I have this statement:
In a bag there are four cards marked with the letter $A$ and six cards marked with the letter $B$, all of equal shape and size. A game consists of taking out two random cards, one by one and with replacement, where if both correspond to type $A$, then you win $\$1,000$; if both cards are different, you earn $\$200$; and if both cards have the letter $B$, then $\$1,500$ is lost. If you want to participate in the game, then it is estimated, from the calculation of the expected value, that the result of the game will be:
A) Lose $\$256$
B) Lose $\$284$
C) Win $\$100$
D) Win $\$256$
E) Neither win nor lose
My development was:
First i need to get the probability of get $AA$ or $AB$ or $BA$ or $BB$
The cases for $AA$ is equal to $\binom{4}{2}_{rep} = 10$
The cases for $AB$ is equal to $\binom{4}{1}\cdot\binom{6}{1}=24$
The cases for $BA$ is equal to $\binom{6}{1}\cdot\binom{4}{1}=24$
The cases for $BB$ is equal to $\binom{6}{2}_{rep} = 21$
The total cases of choose two cards of a total of $10$ is equal to $10 + 24 + 24 + 21 = 79$
Thus, $1000(\frac{10}{79}) + 200(\frac{48}{79}) - 1500(\frac{21}{79}) = E(X)$
$E(X) = \approx-149$ or Lose $\$149$, but this result don't appear in the answers. So, what ins wrong with my development? Thanks in advance.
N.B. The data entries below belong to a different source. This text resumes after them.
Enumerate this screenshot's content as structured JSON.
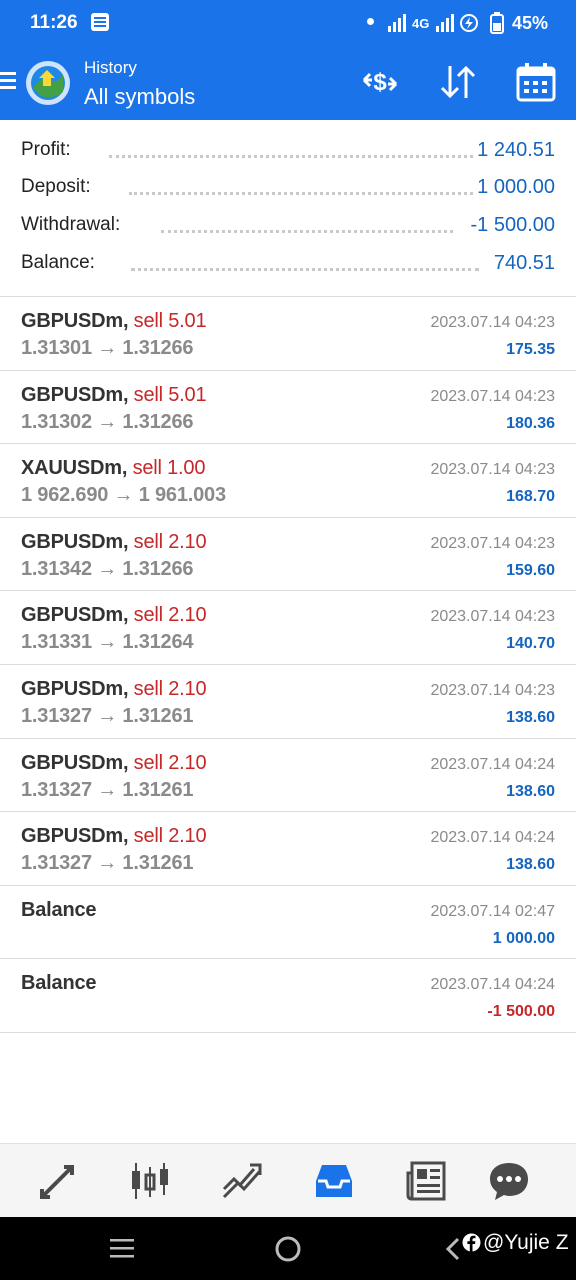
{
  "status_bar": {
    "time": "11:26",
    "network": "4G",
    "battery": "45%"
  },
  "header": {
    "subtitle": "History",
    "title": "All symbols"
  },
  "summary": [
    {
      "label": "Profit:",
      "value": "1 240.51"
    },
    {
      "label": "Deposit:",
      "value": "1 000.00"
    },
    {
      "label": "Withdrawal:",
      "value": "-1 500.00"
    },
    {
      "label": "Balance:",
      "value": "740.51"
    }
  ],
  "deals": [
    {
      "symbol": "GBPUSDm,",
      "side": "sell 5.01",
      "prices": "1.31301 → 1.31266",
      "time": "2023.07.14 04:23",
      "profit": "175.35"
    },
    {
      "symbol": "GBPUSDm,",
      "side": "sell 5.01",
      "prices": "1.31302 → 1.31266",
      "time": "2023.07.14 04:23",
      "profit": "180.36"
    },
    {
      "symbol": "XAUUSDm,",
      "side": "sell 1.00",
      "prices": "1 962.690 → 1 961.003",
      "time": "2023.07.14 04:23",
      "profit": "168.70"
    },
    {
      "symbol": "GBPUSDm,",
      "side": "sell 2.10",
      "prices": "1.31342 → 1.31266",
      "time": "2023.07.14 04:23",
      "profit": "159.60"
    },
    {
      "symbol": "GBPUSDm,",
      "side": "sell 2.10",
      "prices": "1.31331 → 1.31264",
      "time": "2023.07.14 04:23",
      "profit": "140.70"
    },
    {
      "symbol": "GBPUSDm,",
      "side": "sell 2.10",
      "prices": "1.31327 → 1.31261",
      "time": "2023.07.14 04:23",
      "profit": "138.60"
    },
    {
      "symbol": "GBPUSDm,",
      "side": "sell 2.10",
      "prices": "1.31327 → 1.31261",
      "time": "2023.07.14 04:24",
      "profit": "138.60"
    },
    {
      "symbol": "GBPUSDm,",
      "side": "sell 2.10",
      "prices": "1.31327 → 1.31261",
      "time": "2023.07.14 04:24",
      "profit": "138.60"
    }
  ],
  "balance_ops": [
    {
      "label": "Balance",
      "time": "2023.07.14 02:47",
      "amount": "1 000.00"
    },
    {
      "label": "Balance",
      "time": "2023.07.14 04:24",
      "amount": "-1 500.00"
    }
  ],
  "bottom_nav": [
    {
      "name": "quotes-icon"
    },
    {
      "name": "chart-icon"
    },
    {
      "name": "trade-icon"
    },
    {
      "name": "history-icon",
      "active": true
    },
    {
      "name": "news-icon"
    },
    {
      "name": "messages-icon"
    }
  ],
  "watermark": "@Yujie Z",
  "colors": {
    "accent": "#1a73e8",
    "positive": "#1565c0",
    "negative": "#c62828",
    "nav_inactive": "#4a4a4a"
  }
}
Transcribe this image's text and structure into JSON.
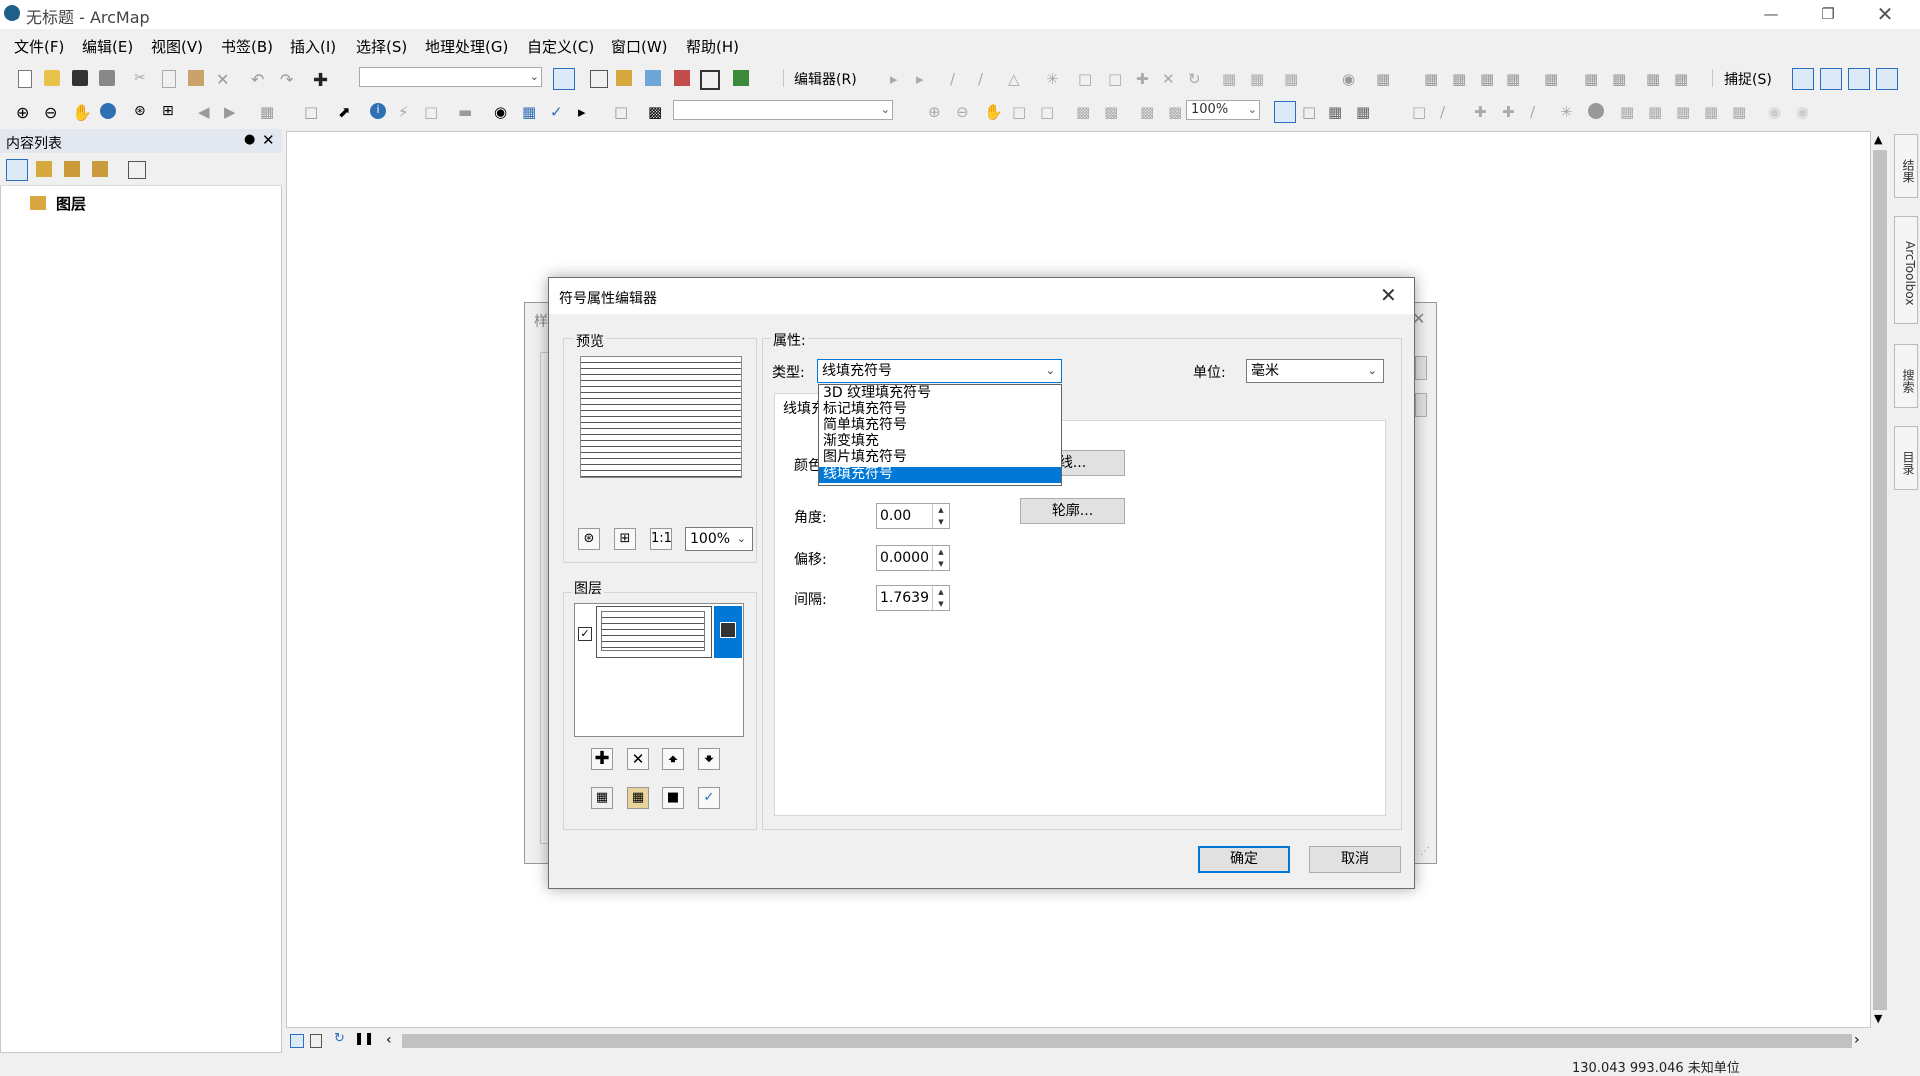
{
  "window": {
    "title": "无标题 - ArcMap"
  },
  "menu": [
    "文件(F)",
    "编辑(E)",
    "视图(V)",
    "书签(B)",
    "插入(I)",
    "选择(S)",
    "地理处理(G)",
    "自定义(C)",
    "窗口(W)",
    "帮助(H)"
  ],
  "toolbar": {
    "editor_label": "编辑器(R)",
    "snapping_label": "捕捉(S)",
    "layout_zoom": "100%"
  },
  "toc": {
    "title": "内容列表",
    "root_layer": "图层"
  },
  "dock": {
    "tabs": [
      "结果",
      "ArcToolbox",
      "搜索",
      "目录"
    ]
  },
  "status": {
    "coords": "130.043  993.046 未知单位"
  },
  "back_dialog": {
    "partial_title": "样"
  },
  "dialog": {
    "title": "符号属性编辑器",
    "preview_label": "预览",
    "preview_zoom": "100%",
    "layers_label": "图层",
    "properties_label": "属性:",
    "type_label": "类型:",
    "type_value": "线填充符号",
    "unit_label": "单位:",
    "unit_value": "毫米",
    "tab_label_partial": "线填充",
    "color_label_partial": "颜色",
    "line_button_partial": "线...",
    "outline_button": "轮廓...",
    "angle_label": "角度:",
    "angle_value": "0.00",
    "offset_label": "偏移:",
    "offset_value": "0.0000",
    "spacing_label": "间隔:",
    "spacing_value": "1.7639",
    "ok_button": "确定",
    "cancel_button": "取消",
    "type_options": [
      "3D 纹理填充符号",
      "标记填充符号",
      "简单填充符号",
      "渐变填充",
      "图片填充符号",
      "线填充符号"
    ],
    "selected_option": "线填充符号"
  }
}
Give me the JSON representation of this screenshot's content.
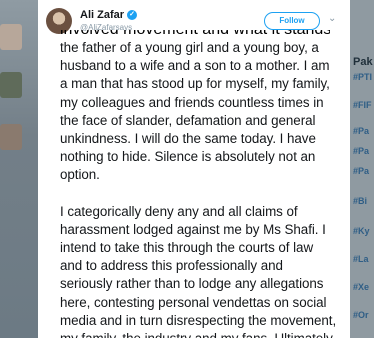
{
  "profile": {
    "name": "Ali Zafar",
    "handle": "@AliZafarsays"
  },
  "actions": {
    "follow_label": "Follow",
    "menu_icon": "chevron-down-icon"
  },
  "tweet": {
    "top_cut_line": "involved movement and what it stands for. I am",
    "lines": [
      "the father of a young girl and a young boy, a",
      "husband to a wife and a son to a mother. I am",
      "a man that has stood up for myself, my family,",
      "my colleagues and friends countless times in",
      "the face of slander, defamation and general",
      "unkindness. I will do the same today. I have",
      "nothing to hide. Silence is absolutely not an",
      "option.",
      "",
      "I categorically deny any and all claims of",
      "harassment lodged against me by Ms Shafi. I",
      "intend to take this through the courts of law",
      "and to address this professionally and",
      "seriously rather than to lodge any allegations",
      "here, contesting personal vendettas on social",
      "media and in turn disrespecting the movement,",
      "my family, the industry and my fans. Ultimately"
    ]
  },
  "background": {
    "right_stubs": [
      "Pak",
      "#PTI",
      "#FIF",
      "#Pa",
      "#Pa",
      "#Pa",
      "#Bi",
      "#Ky",
      "#La",
      "#Xe",
      "#Or"
    ]
  },
  "colors": {
    "accent": "#1da1f2",
    "text": "#14171a",
    "muted": "#8899a6"
  }
}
A strong suggestion that your numbers aren't right: you say there are $79$ possible ways you could experience this game. That's a very prime number in a context where I would expect a highly composite number.
I advise instead discarding this case-counting thing and just working with probabilities directly (since you're drawing cards with replacement). The probability of $A$ is $\frac{2}{5}$, so the probability of $AA$ is $\left(\frac{2}{5}\right)^2$.